‘Regular’ Medicare becoming a thing of the past.
If Medicare wants to reduce costs through lower hospital readmission rates, it had better figure out how to also increase access to home care. That’s what attendees of the National Association for Home Care & Hospice March on Washington told a top Centers for Medicare & Medicaid Services official who spoke at the conference.
CMS Deputy Administrator and Director of the Center for Medicare Sean Cavanaugh focused his presentation on CMS’s push toward alternative payment models. In 2011, Medicare had no payments dispersed through alternative payment models, while this year CMS has already tied 30 percent of Medicare payments to the models, Cavanaugh told a full room at the conference.
The goal: By 2018, CMS wants to tie 50 percent of payments to non-fee-for-service models, Cavanaugh noted. And that percentage will only go up from there.
“The CMS Innovation train is moving at full speed,” warned NAHC’s William Dombi in a separate session at the conference. The “lifespan” of Medicare fee for service “is in doubt,” Dombi judged.
Among the alternative payment models affecting HHAs are the home health Value-Based Purchasing pilot in nine states that began Jan. 1, and the Comprehensive Care for Joint Replacement (CJR) model for hospitals that began April 1.
In the 2016 HH PPS final rule, CMS had insisted that CJR didn’t affect agencies because it impacts hospital payments only. But there’s no doubt that CJR is going to have a major impact on HHAs, experts insist (see story, p. 107).
VBP and CJR are just the beginning for home care. “We’re creating more and more alternative payment models,” Cavanaugh stressed in his talk.
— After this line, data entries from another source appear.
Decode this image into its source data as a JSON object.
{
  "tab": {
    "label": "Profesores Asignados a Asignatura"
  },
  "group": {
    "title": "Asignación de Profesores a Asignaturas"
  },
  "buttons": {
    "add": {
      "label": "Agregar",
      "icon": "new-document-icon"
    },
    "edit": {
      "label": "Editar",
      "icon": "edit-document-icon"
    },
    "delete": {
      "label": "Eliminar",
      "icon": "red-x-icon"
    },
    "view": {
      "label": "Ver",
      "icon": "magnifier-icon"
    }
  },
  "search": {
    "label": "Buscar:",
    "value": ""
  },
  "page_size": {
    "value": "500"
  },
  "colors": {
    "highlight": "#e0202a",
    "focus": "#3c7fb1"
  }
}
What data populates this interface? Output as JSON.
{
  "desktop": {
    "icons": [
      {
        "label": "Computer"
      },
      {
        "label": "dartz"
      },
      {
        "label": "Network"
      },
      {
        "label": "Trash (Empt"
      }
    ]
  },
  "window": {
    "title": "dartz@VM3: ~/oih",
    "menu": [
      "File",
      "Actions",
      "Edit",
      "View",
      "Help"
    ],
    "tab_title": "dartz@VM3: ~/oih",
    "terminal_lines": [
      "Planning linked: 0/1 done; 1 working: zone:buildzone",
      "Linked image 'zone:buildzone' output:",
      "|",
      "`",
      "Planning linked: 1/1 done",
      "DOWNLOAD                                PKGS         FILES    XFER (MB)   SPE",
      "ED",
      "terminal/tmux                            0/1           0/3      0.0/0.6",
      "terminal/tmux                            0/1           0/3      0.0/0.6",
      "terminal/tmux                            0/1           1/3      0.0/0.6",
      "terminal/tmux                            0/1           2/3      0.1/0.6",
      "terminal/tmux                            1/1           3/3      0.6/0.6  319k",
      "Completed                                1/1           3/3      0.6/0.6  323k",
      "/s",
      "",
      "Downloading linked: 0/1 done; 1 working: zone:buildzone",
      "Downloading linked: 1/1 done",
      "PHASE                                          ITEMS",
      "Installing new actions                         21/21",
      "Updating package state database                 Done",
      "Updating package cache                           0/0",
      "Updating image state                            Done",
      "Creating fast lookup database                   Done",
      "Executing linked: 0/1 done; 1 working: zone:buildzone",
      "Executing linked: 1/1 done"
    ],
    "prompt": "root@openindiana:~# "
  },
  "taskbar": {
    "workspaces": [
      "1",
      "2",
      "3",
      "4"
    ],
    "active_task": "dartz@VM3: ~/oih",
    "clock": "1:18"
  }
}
Problem: As more models like CJR proliferate, agencies’ concerns about other providers controlling their reimbursement grow. “We’re very sensitive to that,” Cavanaugh insisted, acknowledging the potential “imbalance of power.”
Let Us Help You, HHAs Say
Cavanaugh noted in the presentation that hospital readmission rates improved when Medicare began implementing alternative payment models, but now the rate is “plateauing.”
One reason is because the Medicare program puts up barriers to home care, when home care services would help bring down those rates and limit costs, said NAHC Board Chair Denise Schrader in the question-and-answer period after Cavanaugh’s talk. Eliminating the homebound requirement, among others, would free up HHAs to help curb high hospital costs, said Schrader with the Visiting Nurses Association of the Rockford Area in Rockford, Ill.
“We struggle with artificial regulatory barriers,” agreed Lisa Harvey-McPherson, VP for government relations with Eastern Maine Healthcare System in Waterville, Maine. The face-to-face requirement is a particular problem, Harvey-McPherson told Cavanaugh. CMS makes exceptions to other regulations for other provider types in its payment models, so it should consider doing so for the cost-saving home care benefit too, she urged.
CMS’s hands are often tied by fraud and abuse concerns, Cavanaugh noted in the Q&A session. F2F and homebound requirements are seen as important fraud-deterring factors.
Of course, those providers intent on fraud simply pay for or produce their own bogus documentation, industry veterans point out. Those types of requirements generally limit only those providers who are following the rules anyway.